During the government's artillery bombardment of the rebel-held neighborhood of Baba Amr in the city of Homs, loyalist women were brought in and disguised as locals for government television interviews, he said.
"The women would say that the massacres against men, women and children were perpetrated by armed gangs, when it was actually the Syrian regime, security forces and the Shabiha" -- the pro-government militia -- "who were behind these horrendous acts," al-Omar said.
These claims are backed by the accounts of residents of Homs, who spoke to CNN on condition of anonymity for fear of reprisal at the hands of Syrian security forces.

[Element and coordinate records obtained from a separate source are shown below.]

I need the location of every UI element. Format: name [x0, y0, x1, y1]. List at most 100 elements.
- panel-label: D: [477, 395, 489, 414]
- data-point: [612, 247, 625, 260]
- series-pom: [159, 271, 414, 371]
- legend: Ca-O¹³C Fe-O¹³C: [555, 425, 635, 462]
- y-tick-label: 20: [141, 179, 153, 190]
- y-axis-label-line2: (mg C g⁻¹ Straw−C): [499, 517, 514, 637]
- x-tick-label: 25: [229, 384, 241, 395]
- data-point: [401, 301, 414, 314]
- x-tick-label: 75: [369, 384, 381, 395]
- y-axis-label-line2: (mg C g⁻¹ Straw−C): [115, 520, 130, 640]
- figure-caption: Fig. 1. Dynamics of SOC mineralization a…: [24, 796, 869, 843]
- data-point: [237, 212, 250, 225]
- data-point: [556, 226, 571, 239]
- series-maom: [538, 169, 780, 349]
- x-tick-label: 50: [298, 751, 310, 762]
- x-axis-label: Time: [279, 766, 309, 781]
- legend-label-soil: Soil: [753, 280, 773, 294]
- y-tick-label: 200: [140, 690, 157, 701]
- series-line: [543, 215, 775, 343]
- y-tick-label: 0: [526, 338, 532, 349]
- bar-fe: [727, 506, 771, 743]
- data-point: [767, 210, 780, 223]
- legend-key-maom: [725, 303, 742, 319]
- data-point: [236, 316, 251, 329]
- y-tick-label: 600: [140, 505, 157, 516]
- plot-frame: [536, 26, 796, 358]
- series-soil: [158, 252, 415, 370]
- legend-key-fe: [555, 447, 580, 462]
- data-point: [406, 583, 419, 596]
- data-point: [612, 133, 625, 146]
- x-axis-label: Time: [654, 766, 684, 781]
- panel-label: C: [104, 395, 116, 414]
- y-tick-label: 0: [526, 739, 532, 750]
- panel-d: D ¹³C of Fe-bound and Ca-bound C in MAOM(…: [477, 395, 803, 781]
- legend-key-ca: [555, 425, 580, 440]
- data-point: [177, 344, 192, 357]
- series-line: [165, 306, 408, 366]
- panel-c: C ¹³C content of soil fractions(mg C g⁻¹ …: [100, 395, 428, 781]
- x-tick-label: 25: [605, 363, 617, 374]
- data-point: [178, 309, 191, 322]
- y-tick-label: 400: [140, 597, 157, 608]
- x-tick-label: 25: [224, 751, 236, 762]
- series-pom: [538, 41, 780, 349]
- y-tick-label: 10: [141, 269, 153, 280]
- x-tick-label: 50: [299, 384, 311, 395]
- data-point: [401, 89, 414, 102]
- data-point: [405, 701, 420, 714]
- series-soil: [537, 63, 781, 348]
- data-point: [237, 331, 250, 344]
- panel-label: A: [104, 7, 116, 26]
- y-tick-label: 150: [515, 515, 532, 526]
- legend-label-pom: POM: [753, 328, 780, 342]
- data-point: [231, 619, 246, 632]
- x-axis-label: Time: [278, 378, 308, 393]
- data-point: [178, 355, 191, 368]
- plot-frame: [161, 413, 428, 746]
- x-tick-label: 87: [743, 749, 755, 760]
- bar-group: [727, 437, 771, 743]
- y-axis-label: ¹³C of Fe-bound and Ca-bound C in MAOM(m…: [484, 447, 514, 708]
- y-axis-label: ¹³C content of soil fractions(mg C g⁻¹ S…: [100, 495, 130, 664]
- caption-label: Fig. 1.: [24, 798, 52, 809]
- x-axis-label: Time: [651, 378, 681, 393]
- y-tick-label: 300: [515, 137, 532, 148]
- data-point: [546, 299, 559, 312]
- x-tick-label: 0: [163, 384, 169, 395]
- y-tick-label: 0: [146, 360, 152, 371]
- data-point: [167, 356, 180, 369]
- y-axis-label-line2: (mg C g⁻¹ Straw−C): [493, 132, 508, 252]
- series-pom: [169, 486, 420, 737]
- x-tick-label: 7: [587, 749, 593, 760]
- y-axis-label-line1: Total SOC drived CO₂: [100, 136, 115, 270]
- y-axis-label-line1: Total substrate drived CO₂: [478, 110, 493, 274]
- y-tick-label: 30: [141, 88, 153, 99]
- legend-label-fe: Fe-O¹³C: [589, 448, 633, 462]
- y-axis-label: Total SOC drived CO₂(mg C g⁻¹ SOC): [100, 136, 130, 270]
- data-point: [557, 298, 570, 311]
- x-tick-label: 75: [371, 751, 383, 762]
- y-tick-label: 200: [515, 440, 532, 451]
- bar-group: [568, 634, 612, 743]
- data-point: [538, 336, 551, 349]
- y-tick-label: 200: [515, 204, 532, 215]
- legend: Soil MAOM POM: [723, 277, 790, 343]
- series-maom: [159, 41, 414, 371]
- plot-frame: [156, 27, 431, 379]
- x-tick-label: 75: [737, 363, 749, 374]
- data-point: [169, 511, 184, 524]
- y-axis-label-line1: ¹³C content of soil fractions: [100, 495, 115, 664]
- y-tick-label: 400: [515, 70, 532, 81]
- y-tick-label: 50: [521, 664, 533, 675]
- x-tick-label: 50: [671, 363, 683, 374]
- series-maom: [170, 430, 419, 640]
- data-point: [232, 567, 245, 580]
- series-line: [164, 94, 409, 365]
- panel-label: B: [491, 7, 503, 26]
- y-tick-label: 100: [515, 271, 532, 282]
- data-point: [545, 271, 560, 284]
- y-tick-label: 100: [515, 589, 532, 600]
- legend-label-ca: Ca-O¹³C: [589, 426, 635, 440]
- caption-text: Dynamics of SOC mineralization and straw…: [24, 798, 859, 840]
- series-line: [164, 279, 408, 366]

"I remember that day as if it was yesterday, when state TV showed Assad parading through Baba Amr, not a single resident was from the area," said a native of Homs, now exiled to neighboring Lebanon. "They brought them from neighboring towns from the countryside so they could pretend he was getting a hero's welcome, that he was greeted as a beloved leader, when in reality everyone in Homs knew he was behind the destruction of every house and the killing of every innocent civilian on Homs and every other city in Syria."
After protests erupted against the government in March 2011, al-Omar said, he was ordered to establish a pro-regime TV station in Aleppo.
A commercial on a Syrian website shows al-Omar holding a microphone in front of a banner advertising "Al Aleppia TV." Journalists in Aleppo said the station was a cheaply run operation that broadcast over the Internet.
One of Omar's assignments was to book pro-regime guests on his TV channel, as well as on larger international networks, to discredit defectors from the Syrian government.
"We would contact regime loyalists from Lebanon or Syria to appear as guests on Al Jazeera, Al Arabiya and other channels, to say these defectors are bad, corrupt, and not doing their jobs well."
Asked how his former colleagues would react to his own defection, al-Omar said, "they will follow standard procedure and say Abdullah al-Omar has nothing to do with the press office, and doesn't work in the presidential palace, and that they never heard of me and that I descended from heaven just to smear the image of the regime.
"But what will embarrass them," he continued, "is that I appear in a lot of pictures and videos, practically in all the press conferences for Bashar al-Assad and his official reception ceremonies."
There is ample photographic evidence to back this claim.
In more than a dozen photos, al-Omar is clearly seated at press conferences featuring al-Assad and a number of visiting heads of state, including Iranian President Mahmoud Ahmadinejad, former Russian President Dmitry Medvedev, and Venezuelan President Hugo Chavez.
Pictures also revealed al-Omar at the presidential palace and at what appear to be government receptions, posing alongside high-ranking officials like Shabaan, Syrian Foreign Minister Walid Moallem, and top members of the Syrian parliament and ruling Baath political party.
Al-Omar was also photographed alongside regime allies such as Palestinian Hamas leader Khaled Mashaal, the Iranian ambassadors to both Damascus and Beirut, and a bearded man al-Omar identified as the head of the politburo of Hezbollah.